Hanefiler, “cem-i te’hîr”i özür sebebiyle caiz görmüşlerdir. Ancak Hanefilere göre sefer özür değildir. Bir insanın malına ve canına karşı korkusu özür sayılır. “Cem-i takdîm” ise, Arafat dışında asla caiz değildir. Hanefi Mezhebi’nde olan bir kimsenin bu sayılan sebepler dışındaki bir sebepten dolayı diğer mezhepleri cem konusunda taklit ederken, o mezhebin şartlarına uyması gerekir mi gerekmez mi? Bu mesele mezhep içerisinde tartışmalı bir husustur. Bu konu fıkhî bir terim olarak, telfik veya intikal şeklinde adlandırılmaktadır. İntikâl: Fikir ya da mezhep değiştirmeyi ifade eden bir fıkıh terimidir.
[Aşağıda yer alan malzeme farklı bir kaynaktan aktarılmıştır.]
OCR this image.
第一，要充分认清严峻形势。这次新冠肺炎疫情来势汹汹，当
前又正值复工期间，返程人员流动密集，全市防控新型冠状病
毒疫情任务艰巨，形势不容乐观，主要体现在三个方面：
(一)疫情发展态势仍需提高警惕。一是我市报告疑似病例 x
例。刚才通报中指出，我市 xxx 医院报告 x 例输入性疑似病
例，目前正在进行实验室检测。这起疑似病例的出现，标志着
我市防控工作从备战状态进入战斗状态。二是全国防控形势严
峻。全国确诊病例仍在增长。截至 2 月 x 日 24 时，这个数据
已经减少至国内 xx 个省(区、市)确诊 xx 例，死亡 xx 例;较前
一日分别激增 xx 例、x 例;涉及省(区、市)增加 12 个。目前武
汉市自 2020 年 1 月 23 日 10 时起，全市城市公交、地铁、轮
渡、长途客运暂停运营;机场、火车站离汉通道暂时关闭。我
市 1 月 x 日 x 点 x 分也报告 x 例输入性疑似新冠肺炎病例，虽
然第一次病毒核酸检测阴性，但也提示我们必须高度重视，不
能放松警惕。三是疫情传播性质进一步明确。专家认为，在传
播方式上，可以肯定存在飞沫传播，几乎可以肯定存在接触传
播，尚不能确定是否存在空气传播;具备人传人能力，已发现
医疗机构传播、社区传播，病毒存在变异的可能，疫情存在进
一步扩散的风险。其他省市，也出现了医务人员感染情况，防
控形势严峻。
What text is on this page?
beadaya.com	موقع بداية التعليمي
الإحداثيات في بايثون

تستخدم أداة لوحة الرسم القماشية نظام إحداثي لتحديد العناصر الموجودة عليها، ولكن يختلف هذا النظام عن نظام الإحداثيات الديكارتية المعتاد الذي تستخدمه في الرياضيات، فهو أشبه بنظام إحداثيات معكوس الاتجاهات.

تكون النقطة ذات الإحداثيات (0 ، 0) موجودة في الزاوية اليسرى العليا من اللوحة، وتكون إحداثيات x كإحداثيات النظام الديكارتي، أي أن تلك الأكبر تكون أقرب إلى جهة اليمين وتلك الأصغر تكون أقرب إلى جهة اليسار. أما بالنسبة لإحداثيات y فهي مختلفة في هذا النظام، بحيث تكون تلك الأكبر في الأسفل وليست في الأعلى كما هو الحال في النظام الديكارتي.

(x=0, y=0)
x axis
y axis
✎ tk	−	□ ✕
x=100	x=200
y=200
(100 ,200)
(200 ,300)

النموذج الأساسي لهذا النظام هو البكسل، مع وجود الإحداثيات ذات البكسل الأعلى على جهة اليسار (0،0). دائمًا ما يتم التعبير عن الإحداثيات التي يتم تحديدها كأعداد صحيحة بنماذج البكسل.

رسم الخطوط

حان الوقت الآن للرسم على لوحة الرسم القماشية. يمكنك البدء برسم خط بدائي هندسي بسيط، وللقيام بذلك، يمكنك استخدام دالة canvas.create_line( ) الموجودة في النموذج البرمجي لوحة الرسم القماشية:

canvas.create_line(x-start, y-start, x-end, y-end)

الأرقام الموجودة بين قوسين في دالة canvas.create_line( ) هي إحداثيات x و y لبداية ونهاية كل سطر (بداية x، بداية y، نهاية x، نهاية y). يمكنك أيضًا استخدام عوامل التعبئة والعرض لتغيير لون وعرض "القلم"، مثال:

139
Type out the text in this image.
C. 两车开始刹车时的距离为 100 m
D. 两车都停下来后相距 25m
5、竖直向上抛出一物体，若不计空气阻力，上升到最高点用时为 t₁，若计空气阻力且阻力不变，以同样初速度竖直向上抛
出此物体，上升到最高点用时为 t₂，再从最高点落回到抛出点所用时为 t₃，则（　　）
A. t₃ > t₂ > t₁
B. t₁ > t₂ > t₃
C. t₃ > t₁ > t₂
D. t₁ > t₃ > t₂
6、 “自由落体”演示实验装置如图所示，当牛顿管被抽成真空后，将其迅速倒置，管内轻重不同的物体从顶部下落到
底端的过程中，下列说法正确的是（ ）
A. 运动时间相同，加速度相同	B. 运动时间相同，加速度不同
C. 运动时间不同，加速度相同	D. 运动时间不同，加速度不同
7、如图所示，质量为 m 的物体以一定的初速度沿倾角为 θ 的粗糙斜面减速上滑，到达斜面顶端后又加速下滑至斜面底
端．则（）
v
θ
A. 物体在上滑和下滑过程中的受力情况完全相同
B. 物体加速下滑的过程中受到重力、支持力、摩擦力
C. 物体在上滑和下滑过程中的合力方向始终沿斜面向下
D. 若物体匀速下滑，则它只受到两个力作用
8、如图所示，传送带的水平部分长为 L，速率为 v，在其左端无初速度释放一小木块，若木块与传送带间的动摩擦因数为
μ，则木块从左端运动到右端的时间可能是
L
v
  Bir mezhebi toptan veya belli birkaç meselede terk ederek diğerine geçmeyi ifade eder. Telfîk ise fıkıh âlimlerince, “farklı şeyleri birleştirmek” anlamında kullanılmış ve bununla da iki veya daha fazla mezhebin birbirine zıt olan hükümlerini belli bir hadisede bir araya getirmek kast edilmiştir. Başka bir ifadeye göre telfik, teker teker mezheplere vurulduğu zaman hiçbirine göre müstakil olarak caiz olmayan mürekkeb bir hakikattir.
  Hanefi Mezhebi’nde olan bir mü’min, diğer mezhebin şartlarına riâyet ederek namazlarını birleştirirse intikâl, riâyet etmeden birleştirirse telfîk yapmış olur. Fıkıh âlimlerinin kâhir ekseriyetine göre intikâl’in ve çoğuna göre de telfîk’in caiz olduğu belirtilmiştir.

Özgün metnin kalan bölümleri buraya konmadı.